There is a rich and much needed debate occurring right now (some of it right here on McKinsey’s What Matters) about how best to ensure that innovations in the social sector “go to scale.” Too often, solutions to social issues remain limited to one isolated community or geography. Meanwhile, commercial innovations-such as the mobile phone and the Internet-have spread with enormous speed to reach billions of people living in remote villages and towns, many of whom were formerly isolated.

While technology is not the only answer, I would suggest it is low-hanging fruit and that the social sector has only begun to tap its true promise. As a large funder of technology solutions, we’ve seen dozens of meaningful applications emerge in the past few years, from citizen journalism to enabling refugees to locate family members they were separated from during a war. What unites all of these examples is the ability to quickly serve large numbers of people in diverse geographies for an astonishingly low cost.

FrontlineSMS, for example, provides a free application allowing individuals to send text messages to very large groups of people. The service has been downloaded 20,000 times for uses ranging from tracking child abuse in Benin to promoting reproductive health globally. A recent survey of users indicated that 8.5 million people have been reached by this service at an annual cost of less than $500,000. Similarly, Ushahidi is one of the largest providers of open-source crowdmaps, which allow citizens to upload real-time data to help with crisis intervention and data gathering.
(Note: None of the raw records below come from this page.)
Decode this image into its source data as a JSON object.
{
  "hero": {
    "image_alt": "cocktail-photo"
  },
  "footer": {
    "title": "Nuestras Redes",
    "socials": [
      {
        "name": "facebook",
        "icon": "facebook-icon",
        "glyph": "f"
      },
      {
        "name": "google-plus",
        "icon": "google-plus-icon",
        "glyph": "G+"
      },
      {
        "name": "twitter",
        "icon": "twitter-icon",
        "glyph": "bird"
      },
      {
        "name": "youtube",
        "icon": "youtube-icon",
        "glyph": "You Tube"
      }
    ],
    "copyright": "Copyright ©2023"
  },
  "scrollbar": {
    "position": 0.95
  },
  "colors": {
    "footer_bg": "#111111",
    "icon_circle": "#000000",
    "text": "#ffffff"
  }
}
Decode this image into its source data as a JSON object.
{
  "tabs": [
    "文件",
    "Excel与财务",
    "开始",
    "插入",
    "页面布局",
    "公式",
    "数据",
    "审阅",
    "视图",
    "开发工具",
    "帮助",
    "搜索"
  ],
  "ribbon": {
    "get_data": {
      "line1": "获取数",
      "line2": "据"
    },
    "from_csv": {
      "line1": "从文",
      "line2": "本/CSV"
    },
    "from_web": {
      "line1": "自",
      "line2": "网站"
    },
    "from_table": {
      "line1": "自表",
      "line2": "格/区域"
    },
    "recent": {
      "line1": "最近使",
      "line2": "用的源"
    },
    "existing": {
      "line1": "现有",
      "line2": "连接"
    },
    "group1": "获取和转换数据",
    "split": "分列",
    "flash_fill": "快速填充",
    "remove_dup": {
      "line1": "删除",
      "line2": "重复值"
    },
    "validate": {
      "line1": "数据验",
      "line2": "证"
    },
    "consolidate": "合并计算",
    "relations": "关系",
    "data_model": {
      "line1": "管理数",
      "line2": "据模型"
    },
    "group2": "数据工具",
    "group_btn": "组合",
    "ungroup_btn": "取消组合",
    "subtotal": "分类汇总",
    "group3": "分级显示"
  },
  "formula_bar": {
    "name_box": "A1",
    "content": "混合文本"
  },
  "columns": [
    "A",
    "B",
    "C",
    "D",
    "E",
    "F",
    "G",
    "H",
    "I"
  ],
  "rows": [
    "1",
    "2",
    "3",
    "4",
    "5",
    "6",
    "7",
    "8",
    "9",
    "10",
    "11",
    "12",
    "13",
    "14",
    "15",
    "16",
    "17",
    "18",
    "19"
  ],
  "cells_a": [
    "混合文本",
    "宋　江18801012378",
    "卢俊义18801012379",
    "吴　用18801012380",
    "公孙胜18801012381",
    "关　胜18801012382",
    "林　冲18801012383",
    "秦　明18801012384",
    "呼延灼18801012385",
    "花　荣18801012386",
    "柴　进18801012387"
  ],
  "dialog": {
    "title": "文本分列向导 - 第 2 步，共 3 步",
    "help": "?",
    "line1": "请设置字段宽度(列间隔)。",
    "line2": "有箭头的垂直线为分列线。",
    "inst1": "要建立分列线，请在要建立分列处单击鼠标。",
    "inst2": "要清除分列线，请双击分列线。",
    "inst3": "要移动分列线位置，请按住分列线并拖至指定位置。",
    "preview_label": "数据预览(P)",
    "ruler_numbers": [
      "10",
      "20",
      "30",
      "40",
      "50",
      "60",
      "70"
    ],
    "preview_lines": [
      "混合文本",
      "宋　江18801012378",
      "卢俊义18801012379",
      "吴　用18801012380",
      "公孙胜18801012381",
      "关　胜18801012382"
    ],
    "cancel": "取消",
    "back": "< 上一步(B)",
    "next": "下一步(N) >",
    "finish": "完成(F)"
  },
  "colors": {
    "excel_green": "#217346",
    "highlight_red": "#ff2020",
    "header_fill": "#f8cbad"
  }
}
The organization has existed for only three years, but has seen its software deployed more than 20,000 times in 132 countries, assisting with everything from Haiti earthquake relief to monitoring violence-prone elections in Afghanistan and touching more than a million lives per year. All of this has occurred on an annual budget of less than $1.4 million.

Unlocking the true potential of technology for social good will require a shift in the social sector. We need to see greater experimentation, more funders willing to put money behind early-stage tech experiments, and more people with strong technology backgrounds focusing their attention on how to solve vexing social problems. It’s also important for funders to adopt a venture-capital mentality to scaling these interventions-doubling down on initiatives with early traction to maximize the potential for scale. Given the track record we’re already seeing, even modest shifts in this direction will yield massive positive results.